We were surprised by how many of you were interested in the Left Behind video game scheduled to release in a few months. With this widespread interest, why isn’t the video game industry creating more religious video games?
Chris Morris of CNN recently investigated this. After interviewing video game makers, he discovered a simple answer: they just don’t know how to do it.
Two problems come up when trying to create a religious game: angry religious people and characters that can’t truly be heroes.
Many game makers commented that accurately portraying Biblical people and places becomes an issue when creating a religious video game. People become upset when the game they are playing doesn’t accurately portray their religious concepts. Even differences between Protestants and Catholics could upset one side or the other. Most video games play off fantasy, but since people take religion seriously, a game cannot carry the same fantastical themes. Instead, it must be based in the truths religious people already have in their heads. Also, people don’t want to see the Bible characters they idolize to be faced with moral choices that could have potentially bad consequences. People like Moses, David, and Abraham cannot be created as characters with choices because if they make choices that would stray from the Biblical story, people get angered.
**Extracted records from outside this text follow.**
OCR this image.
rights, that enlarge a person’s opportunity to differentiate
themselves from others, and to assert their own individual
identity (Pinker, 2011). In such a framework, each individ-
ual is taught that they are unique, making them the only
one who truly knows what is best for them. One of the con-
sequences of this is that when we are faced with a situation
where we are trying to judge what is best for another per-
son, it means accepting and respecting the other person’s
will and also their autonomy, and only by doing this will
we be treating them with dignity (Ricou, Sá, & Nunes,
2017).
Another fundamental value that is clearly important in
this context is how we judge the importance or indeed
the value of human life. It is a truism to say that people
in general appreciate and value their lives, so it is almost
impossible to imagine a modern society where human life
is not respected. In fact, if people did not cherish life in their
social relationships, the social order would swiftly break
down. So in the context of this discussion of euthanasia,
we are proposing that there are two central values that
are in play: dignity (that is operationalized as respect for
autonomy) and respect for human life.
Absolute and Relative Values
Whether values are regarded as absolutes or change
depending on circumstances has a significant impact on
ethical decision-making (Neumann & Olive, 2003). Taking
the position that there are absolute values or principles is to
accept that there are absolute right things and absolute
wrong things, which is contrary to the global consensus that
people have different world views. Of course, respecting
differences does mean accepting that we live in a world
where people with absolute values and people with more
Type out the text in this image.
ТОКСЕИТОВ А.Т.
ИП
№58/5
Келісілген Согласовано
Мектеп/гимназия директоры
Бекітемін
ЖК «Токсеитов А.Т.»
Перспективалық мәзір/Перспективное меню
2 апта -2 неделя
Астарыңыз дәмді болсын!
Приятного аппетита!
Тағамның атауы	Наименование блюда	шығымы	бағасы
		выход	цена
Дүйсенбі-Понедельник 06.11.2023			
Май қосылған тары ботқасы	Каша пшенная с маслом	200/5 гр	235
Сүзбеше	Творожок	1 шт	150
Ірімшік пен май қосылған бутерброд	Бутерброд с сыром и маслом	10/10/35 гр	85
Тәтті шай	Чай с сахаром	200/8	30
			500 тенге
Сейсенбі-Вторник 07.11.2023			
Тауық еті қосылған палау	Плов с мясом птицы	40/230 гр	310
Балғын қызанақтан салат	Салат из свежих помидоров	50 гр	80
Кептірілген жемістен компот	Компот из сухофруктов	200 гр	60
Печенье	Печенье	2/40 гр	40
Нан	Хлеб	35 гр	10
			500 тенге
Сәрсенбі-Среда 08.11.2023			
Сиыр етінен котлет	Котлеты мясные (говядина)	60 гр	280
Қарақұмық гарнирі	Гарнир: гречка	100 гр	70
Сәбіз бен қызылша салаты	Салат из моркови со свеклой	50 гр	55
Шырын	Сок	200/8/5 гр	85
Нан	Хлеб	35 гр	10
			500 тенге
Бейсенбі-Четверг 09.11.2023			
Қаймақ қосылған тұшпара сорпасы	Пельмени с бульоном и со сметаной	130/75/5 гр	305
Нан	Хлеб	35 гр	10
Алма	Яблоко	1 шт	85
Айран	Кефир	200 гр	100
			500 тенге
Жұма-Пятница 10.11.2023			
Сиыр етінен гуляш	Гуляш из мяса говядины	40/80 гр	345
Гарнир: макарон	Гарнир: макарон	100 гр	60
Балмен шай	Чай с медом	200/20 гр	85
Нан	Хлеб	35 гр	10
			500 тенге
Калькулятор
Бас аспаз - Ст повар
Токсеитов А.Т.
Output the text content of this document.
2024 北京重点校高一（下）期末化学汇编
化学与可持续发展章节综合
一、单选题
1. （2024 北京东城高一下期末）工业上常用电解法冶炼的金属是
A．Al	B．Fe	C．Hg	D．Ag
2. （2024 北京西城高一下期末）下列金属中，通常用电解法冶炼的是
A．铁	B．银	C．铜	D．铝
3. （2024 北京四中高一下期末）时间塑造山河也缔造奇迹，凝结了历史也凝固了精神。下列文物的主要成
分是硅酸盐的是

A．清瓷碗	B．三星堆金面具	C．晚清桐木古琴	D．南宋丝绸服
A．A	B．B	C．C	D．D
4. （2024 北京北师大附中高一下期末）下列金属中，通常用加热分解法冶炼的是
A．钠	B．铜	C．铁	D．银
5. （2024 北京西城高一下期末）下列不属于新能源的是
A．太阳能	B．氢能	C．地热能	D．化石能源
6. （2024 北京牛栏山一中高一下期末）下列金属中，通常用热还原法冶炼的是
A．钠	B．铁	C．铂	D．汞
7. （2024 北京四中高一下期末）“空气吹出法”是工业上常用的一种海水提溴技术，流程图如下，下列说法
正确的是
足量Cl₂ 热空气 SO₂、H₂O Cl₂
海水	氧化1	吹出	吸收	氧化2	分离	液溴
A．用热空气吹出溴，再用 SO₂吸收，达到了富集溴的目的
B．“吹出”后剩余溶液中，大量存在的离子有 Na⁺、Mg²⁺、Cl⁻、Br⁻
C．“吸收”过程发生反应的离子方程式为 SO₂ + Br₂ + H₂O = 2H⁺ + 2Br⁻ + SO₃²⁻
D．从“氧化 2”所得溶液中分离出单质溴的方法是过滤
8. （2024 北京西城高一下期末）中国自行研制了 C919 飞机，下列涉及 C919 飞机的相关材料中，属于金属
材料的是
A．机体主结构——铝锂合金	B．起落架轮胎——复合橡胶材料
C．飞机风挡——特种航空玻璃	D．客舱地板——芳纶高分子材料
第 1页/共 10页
The second issue deals with God. Isn’t half the fun of playing the video game acting the hero? Games live out our fantasies of single-handedly saving the world from death, destruction, alien invaders, forty-foot monsters, and demons-sometimes all at the same time. But Bible characters are people following God’s will and really, God is supposed to be the hero. How many people want to play a video game where God rushes in and rescues them from a huge boss or, at the end, God gets the praise. Let’s face it: when we play a video game we want to win and we want all the glory (and the girl) when we do.
Before the video game industry would be able to embrace religion, religion would have to embrace the video game industry. Churches have already begun to implement video, music, and other forms of media, but video games still do not play a role in the religious community. Once they do, religious video games may find a home.